Une remarque cependant s'impose Taine a voulu se servir de la réalité, il a voulu (ou cru) être scientifiquement vraisemblable. Pourquoi alors s'est-il obstiné à ne pas vouloir nommer par leur appellation zoologique les animaux observés ? Il y a là un problème irritant, que viennent renforcer de nombreuses inexactitudes dans les descriptions morphologiques, qui sont peu compréhensibles si l'on veut bien se souvenir que notre connaissance des animaux fossiles a été fixée d'une manière à peu près précise au début ce siècle. Si la figure de proue du panorama, Belshazzar, est de toute évidence un Tyrannosaurus Rex, d'où peut bien sortir son ennemi mortel, Satan ? C'est aussi un dinosaurien carnivore, on a donc le choix entre l'allosaure et le cératosaure. Mais Taine le dote d'une sorte de dague longue d'un mètre dans le prolongement de son pouce antérieur... Or, le seul animal possédant un ergot semblable (mais qui n'avait guère qu'une vingtaine de centimètres de long) était le pacifique iguanodon. Quant à « Vieux Croupion », qui grâce à ses plaques dorsales et sa queue épineuse ressemble fort au stégosaure, on nous le montre rentrant sa tête et son cou à l'intérieur de sa carapace, comme une vulgaire tortue !...
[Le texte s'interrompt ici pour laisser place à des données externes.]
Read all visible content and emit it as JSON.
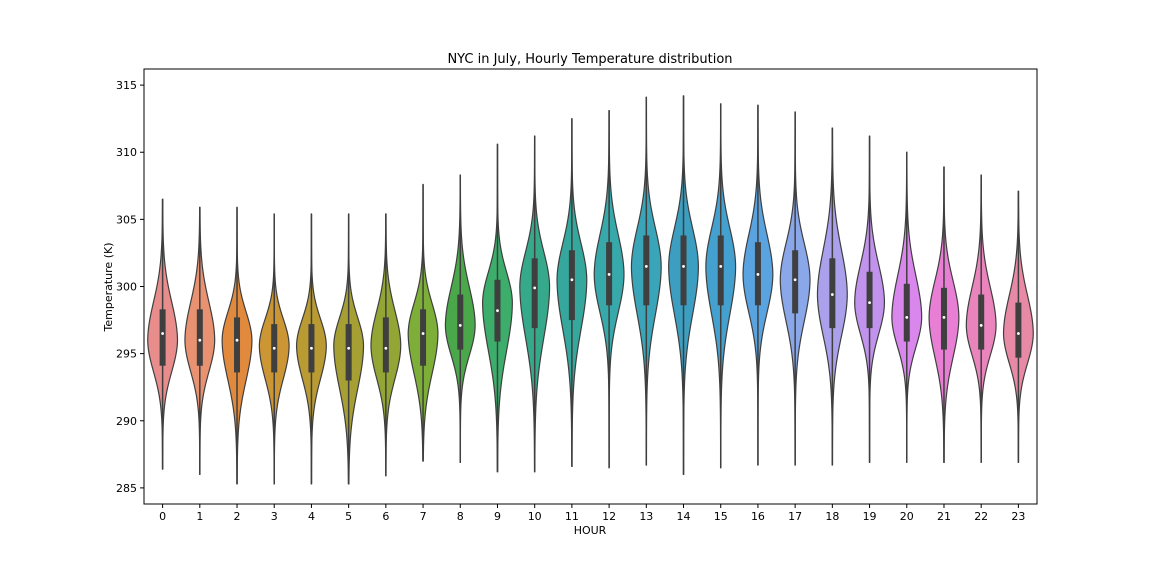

Et la fantaisie de Taine ne s'arrête pas là : il n'hésite pas à faire faire, non seulement à son Belshazzar mais aussi à de lourds herbivores (qui sont peut-être des diplodocus ou des bracchiosaurus), des sauts de carpe de dix ou quinze mètres de hauteur. Il aurait dû savoir que ces monstres pesants menaient une vie semi-aquatique justement parce qu'il leur était quasi impossible de traîner leur lourde masse sur un soi ferme. Et ne disons rien du massacre d'un troupeau d'iguanodons ( ?) par... des mouches venimeuses qui viennent les piquer dans les yeux !
Tout cela, il faut bien en convenir, n'est guère sérieux. Oui mais... et si Taine, sous sa carapace d'homme de science, avait été tout simplement un poète ? Alors là, on pourrait tout lui pardonner, ou plus exactement il n'y aurait rien à lui pardonner du tout. Car on n'aurait plus qu'à considérer qu'il s'est laissé aller au fil de sa plume à une exploration intérieure qui en devient haute en couleurs folles et parcourue d'un souffle puissant. Car la précision visuelle qu'il apporte à la description de sa coupe écologique (on a vu que cette précision était beaucoup plus « littéraire/picturale » que scientifique) vient le mettre sur le même pied que van Vogt en ses meilleures pages (voir par exemple Bucolique), et le grand vent bruissant de la fureur des catastrophes géologiques qui soulève son panorama évoque les paysages embrasés de Burne Hogarth au plus fort de ses Tarzan.
Un tableau. oui, certes, mais qui ne doit rien aux fresques célèbres de Charles R. Knight du muséum d'Histoire Naturelle de Chicago.
Un tableau qui ne doit à l'histoire planétaire qu'un matériau de base remué, brassé, transformé, transmuté et devenu poème épique...
En 1948, dix spécialistes américains (dont van Vogt) ont dû, à la demande d'August Derleth, dresser la liste de vingt ouvrages qui auraient pu constituer la bibliothèque de base de l'amateur de SF. Before the dawn fut classé au cinquième rang. Cette place semble amplement justifiée, tout au moins pour l'époque. Mais ne parlons plus de « fantascience ». Tout simplement de science-fiction.